Rating: 2/5
Comentário:
Ganhei este livro num passatempo e fiquei tão feliz na altura. A capa é apelativa, como aliás têm sido todas as das Edições ASA ultimamente, e tinha ouvido excelentes críticas ao mesmo.
Devo dizer que ao longo da leitura fui sempre sentindo uma certa familiaridade, que só consegui identificar já o livro ia a meio, o que explicarei depois.
À Procura de Alaska relata vivências de adolescentes e o mundo das experimentações. Do primeiro cigarro, do primeiro amor, da primeira experiência sexual, do constante consolo do álcool, misturado com uma dose de ingenuidade e inquietação típica de quem está a crescer e não sabe bem para onde.
Miles encontra no novo colégio interno uma certa integração que nunca antes tinha conhecido e como tal deixa-se levar pelas tentações apresentadas por novos amigos, que o são realmente, mas de uma forma muito peculiar.
Na verdade, este colégio privado assemelha-se a algo muito estranho, dado que seria supostamente uma escola de e para elites mas depois é muito parca em instalações e condições oferecidas aos estudantes. A própria estrutura da escola poderia ter sido mais explorada, a meu ver, já que enriqueceria a estória e ficaria bastante mais satisfeita.
No fundo, não existe propriamente um conteúdo, ou real objectivo no enredo, transmitindo-se mais através do discorrer de factos e momentos que compõem este enigma que é Alaska e a atenção que despertou sobre Miles.
O climax não é muito inesperado, a própria estrutura da obra para um leitor mais atento denuncia o que se passará em diante, apesar que de certo modo, continuarmos à espera de um factor surpresa que crie uma dinâmica contrária à esperada.

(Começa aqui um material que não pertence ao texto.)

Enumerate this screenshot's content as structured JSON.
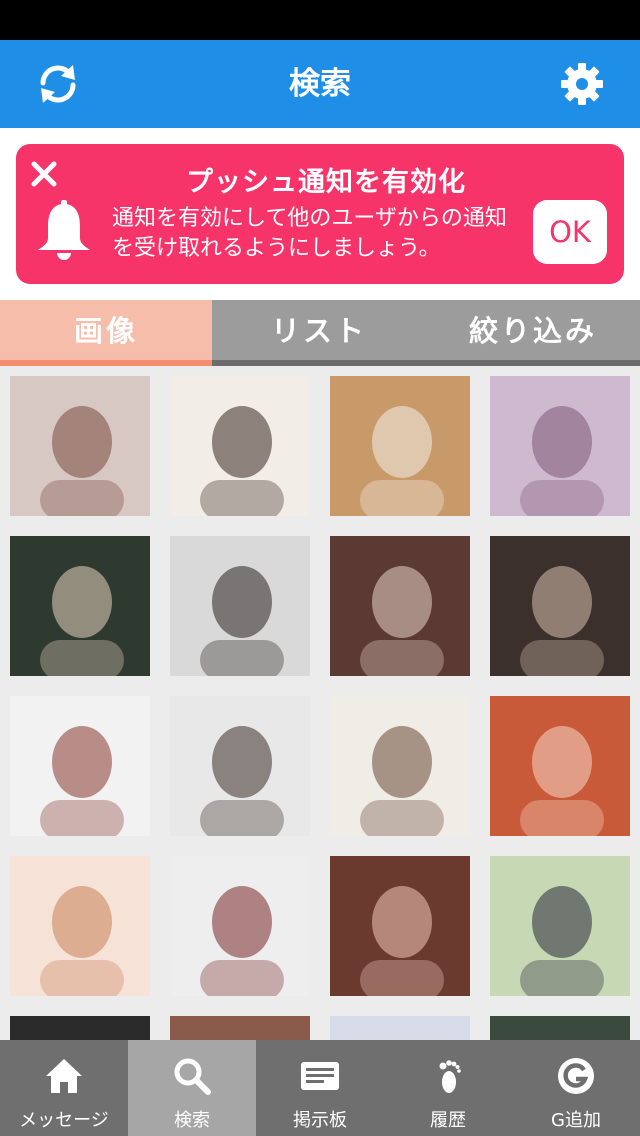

É aqui que entra a familiariedade. Apesar de uma estória diferente, com uma abordagem muito mais leve e despretensiosa, reparei a meio que encontrava alguns elementos de ligação entre
À Procura de Alaska e
A Lua de Joana, de Maria Teresa Maia Gonzalez. Antes que se escandalizem e critiquem já esta opinião, deixo claro que não são as obras que são parecidas, é a interligação dos discursos, da motivação da descoberta do mistério da vida, dos riscos despendidos sem preocupações inerentes, que me fizeram sentir num universo que de alguma forma se poderia interligar com o outro. É certo que John Green apresenta personagens com uma maior dimensão e peculiaridade, é certo que consegue ter pequenos elementos de diversão pelo meio e que também se lê bem e rapidamente. No entanto, e porque gostei de
A Lua de Joana na altura, acho que teria achado mais engraçado aqui há uns 5/6 anos atrás. Para o corrente e contínuo fluxo de admiração despendido com a obra, esperava algo mais.